Word of the week: Encantada, directly translated, “enchanted”. After you meet someone, given you have a conversation, and connect with them on a personal level, you can say this as you leave. The beauty is in its simplicity: in one word, encantada captures the sentiment of feeling grateful for having met someone. It reinforces the heartwarming aspect of Spanish culture that embraces connection and emotion. In English, the idea of enchantment is reserved for romance or fantastical scenarios. Spanish enchants itself with the simple acts of everyday life. I wonder if Taylor Swift´s iconic line /I was enchanted to meet you/ draws any inspiration from this colloquialism.

I will start by saying that this prompt was difficult for me, because I find that I relate more to the Spanish than the American lifestyle. In America, I often find myself feeling stressed and overworked, and sometimes, isolated. While this may not apply as much during the school year in a communal campus environment, I am nervous about how adulthood and working life might affect me in America. A largely car-based infrastructure and less emphasis on spending time in community are not conducive to my happiness, a hypothesis that has been proven by living in Spain.
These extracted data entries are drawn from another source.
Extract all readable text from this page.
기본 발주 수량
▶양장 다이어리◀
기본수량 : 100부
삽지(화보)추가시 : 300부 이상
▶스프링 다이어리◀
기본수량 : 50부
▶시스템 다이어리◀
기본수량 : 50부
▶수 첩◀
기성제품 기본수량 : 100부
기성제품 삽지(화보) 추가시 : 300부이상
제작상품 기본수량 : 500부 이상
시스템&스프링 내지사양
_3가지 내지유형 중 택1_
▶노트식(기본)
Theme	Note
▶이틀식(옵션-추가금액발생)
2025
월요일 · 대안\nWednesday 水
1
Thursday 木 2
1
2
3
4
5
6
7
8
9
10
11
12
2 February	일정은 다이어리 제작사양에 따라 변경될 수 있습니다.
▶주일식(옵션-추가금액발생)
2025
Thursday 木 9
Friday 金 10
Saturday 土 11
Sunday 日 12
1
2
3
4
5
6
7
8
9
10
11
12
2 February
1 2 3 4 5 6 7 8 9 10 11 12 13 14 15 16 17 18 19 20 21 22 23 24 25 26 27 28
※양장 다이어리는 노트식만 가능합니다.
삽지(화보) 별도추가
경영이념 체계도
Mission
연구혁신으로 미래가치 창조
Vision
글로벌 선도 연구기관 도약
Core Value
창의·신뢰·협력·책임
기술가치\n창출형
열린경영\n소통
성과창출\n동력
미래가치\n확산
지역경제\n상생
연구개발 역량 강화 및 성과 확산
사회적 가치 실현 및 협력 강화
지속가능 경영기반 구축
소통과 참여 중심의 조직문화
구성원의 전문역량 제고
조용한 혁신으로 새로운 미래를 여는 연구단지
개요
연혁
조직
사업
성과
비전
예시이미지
I’m currently doing the same amount of work in Spain as I do at home, and am feeling more fulfilled. I’m sure the summer weather and the excitement of exploring a new city have something to do with that. However, I don’t think I can wholly attribute my positive experience to details that don’t address culture. 

My first week in Spain, one night at the dinner table, my (working) host sister said, “Well of course you’re happier here. Americans live to work, and Spanish work to live.” While that may be an oversimplification underwritten with ethnocentricity, it’s not such a crazy idea. My host sister comes home a little after 7 every day, and goes out every other night to have a drink or dinner with friends. She travels to different cities and countries every other weekend, although wedding season might also influence this schedule. Since her job is in the city, it takes her and her coworkers a maximum of half an hour to commute with public transport. 

One of the main lifestyle differences that allows her and other Spanish young adults to maintain a fulfilling work-life balance is this- she is 24, has graduated college, and lives with her parent. She and many other young adults in Spain plan to do so until they are in a serious relationship or are married. This lifestyle choice ensures that most households are double-income households, which provides more money to be used for entertainment and “living”.

It is true that the cost of living in Spain is generally affordable, but salaries are accordingly much lower than most EU countries, and definitely those of comparable jobs in America. So, Spanish people are making a conscious choice to spend a greater percentage of their budget on entertainment.  In addition to budget, the culture leans towards lingering- over meals, in conversations, over a beer- they like to talk. The Spanish willingly sacrifice an extra hour of rest for longer periods of socialization, even during work meetings.

These customs result, evidently, in less sleep than one might get in other countries. This is my greatest point of contention. I like my sleep. If I don’t get my 8 hours, I´m a grumpy old man. I am also a less effective learner and contributor. I feel that adequate sleep could be achieved by consolidating the work day to a 9-5, or even a 10-6. This would mean, however, that meetings and lunches would need to be shorter, a cultural shift that I´m not sure the Spanish would embrace.

Or, perhaps the key is more efficient goal-setting. I have noticed a laissez-faire mentality, in the sense that supervisors tend to be less strict with deadlines, and workers are rarely compelled to stay later to finish a task they have not finished. People tend to be less disciplined and more forgiving with their work habits, maybe even attributing their lack of productivity to extraneous sources like the weather, or the fact that the supervisor wasn´t in the office that day. Although I don’t prefer an unremitting working environment, I do feel there is room for more structure in the workday. This might even give the Spanish back some beloved free time at the end of the day.